Okay, so I’m going to call it. This project is finished.
Well, not finished exactly. No project is ever finished. You can always do more. And so it is with the Zolatron – I have ideas and plans that will keep me happily tinkering away for years.
But I’ve met my main objective – which is to better understand how computers work. I’ve gained insights into subjects like hardware addressing and address decoding, interfaces and their protocols, programming CPLDs, the fundamentals of operating systems and much more. Along the way I’ve honed my circuit and PCB designing skills (mostly through mistakes), I’ve had a lot of fun and I’ve blown up surprisingly few chips. (A few transistors died and a Raspberry Pi is limping badly but that’s about it.)
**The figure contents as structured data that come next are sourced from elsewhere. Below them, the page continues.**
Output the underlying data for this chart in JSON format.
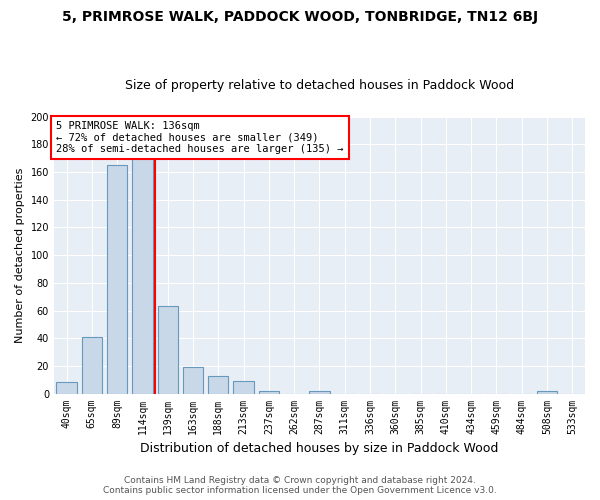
{
  "title": "5, PRIMROSE WALK, PADDOCK WOOD, TONBRIDGE, TN12 6BJ",
  "subtitle": "Size of property relative to detached houses in Paddock Wood",
  "xlabel": "Distribution of detached houses by size in Paddock Wood",
  "ylabel": "Number of detached properties",
  "bar_color": "#c8d8e8",
  "bar_edge_color": "#6699bb",
  "bg_color": "#e8eef5",
  "categories": [
    "40sqm",
    "65sqm",
    "89sqm",
    "114sqm",
    "139sqm",
    "163sqm",
    "188sqm",
    "213sqm",
    "237sqm",
    "262sqm",
    "287sqm",
    "311sqm",
    "336sqm",
    "360sqm",
    "385sqm",
    "410sqm",
    "434sqm",
    "459sqm",
    "484sqm",
    "508sqm",
    "533sqm"
  ],
  "values": [
    8,
    41,
    165,
    170,
    63,
    19,
    13,
    9,
    2,
    0,
    2,
    0,
    0,
    0,
    0,
    0,
    0,
    0,
    0,
    2,
    0
  ],
  "red_line_x": 3.5,
  "annotation_line1": "5 PRIMROSE WALK: 136sqm",
  "annotation_line2": "← 72% of detached houses are smaller (349)",
  "annotation_line3": "28% of semi-detached houses are larger (135) →",
  "footer_line1": "Contains HM Land Registry data © Crown copyright and database right 2024.",
  "footer_line2": "Contains public sector information licensed under the Open Government Licence v3.0.",
  "ylim": [
    0,
    200
  ],
  "yticks": [
    0,
    20,
    40,
    60,
    80,
    100,
    120,
    140,
    160,
    180,
    200
  ],
  "title_fontsize": 10,
  "subtitle_fontsize": 9,
  "ylabel_fontsize": 8,
  "xlabel_fontsize": 9,
  "tick_fontsize": 7,
  "annotation_fontsize": 7.5,
  "footer_fontsize": 6.5
}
I’m now at a point where my main attention is going to shift to software. I have one game (Hunt the Zumpus) running well and a couple more in mind.
This was never going to be about capability. I’ve occasionally had people suggest moving up to the 65816 microprocessor, or try pushing the clock speed (it remains stubbornly at 1MHz). But if I wanted performance or capability, I have other toys I could play with. Even many microcontroller boards could easily outperform this machine. And I also have proper computers.
I don’t even care that the persistent storage achieves transfer speeds of only 500 bytes/sec (read) and 1,000 bytes/sec (write). This project was always about going my own way as much as possible, making things up as I went. I’ve enjoyed the process of thinking, “I wonder if you could do it this way” and finding out the answer. (Sometimes it’s no, but it’s yes more often than you’d think.)
I feel really satisfied that I’ve got to this point. I now have a fun platform that I can play around with.
There may still be blog posts on the Zolatron from time to time, whenever I do something with it I think might be of interest to others. But most of the updating now will be contained on the project’s main pages, where I’m busily adding documentation.